The department argues that the programme accelerates the cleanup of a 50-year legacy of bomb-making. Robert De Grasse, director of the office of worker and community transition at the department, said doe was trying to achieve the safety levels set by the us Environmental Protection Agency ( epa ) for reuse of Superfund sites, a category that includes Oak Ridge. "We believe in trying to protect workers that come on to our sites,' De Grasse said.
But the Institute for Energy and Environmental Research contends that the department is inadequately monitoring the workers' exposure to radiation. "Are we going to go down the road of creating a new generation of exposed workers, without knowing whether they are members of the general public or radiation workers?' said Arjun Makhijani, president of the institute.
Officials of the epa say they are also concerned about worker safety at the site, now called the East Tennessee Technology Park. "We do not know if workers are at risk or not,' said John B Blevins, an Oak Ridge project manager for the agency. "There is not enough information that doe has provided to epa to make a determination either way. In that situation, we think it is not prudent to continue to lease until we can be sure that they are protected,' said Blevins.

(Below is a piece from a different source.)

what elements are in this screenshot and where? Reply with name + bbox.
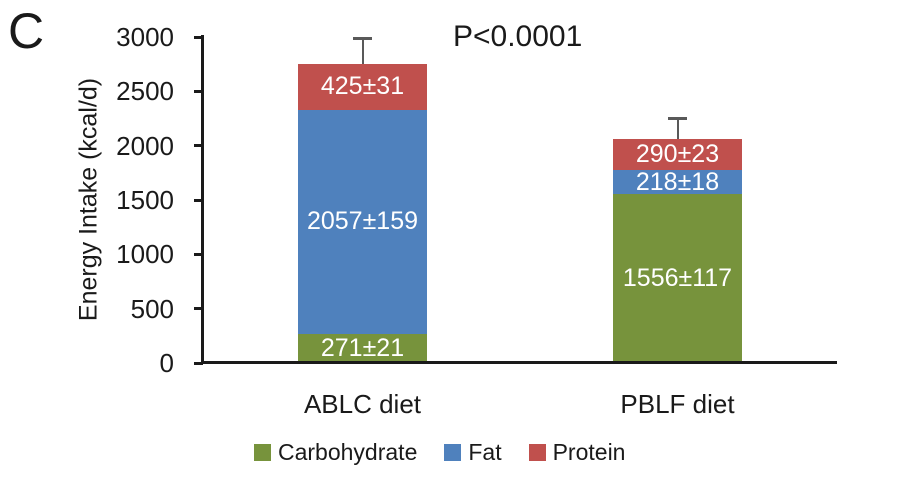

Cleanup work could be creating airborne contamination, he said, and some radiological and chemical hazards left from nuclear operations may not have been cleaned up.
The institute's report said that in one building, cleanup workers in protective clothing were scraping concrete while employees of tenants worked nearby in ordinary work clothes. Energy department officials say they monitor air conditions when workers chip at concrete. About 23 companies now employ about 200 workers at the site. The Energy department has set an exposure limit for the workers equal to exposure for workers in the bomb factory, which is about 13 times the amount of radiation that the average American receives from all sources, natural and human-made.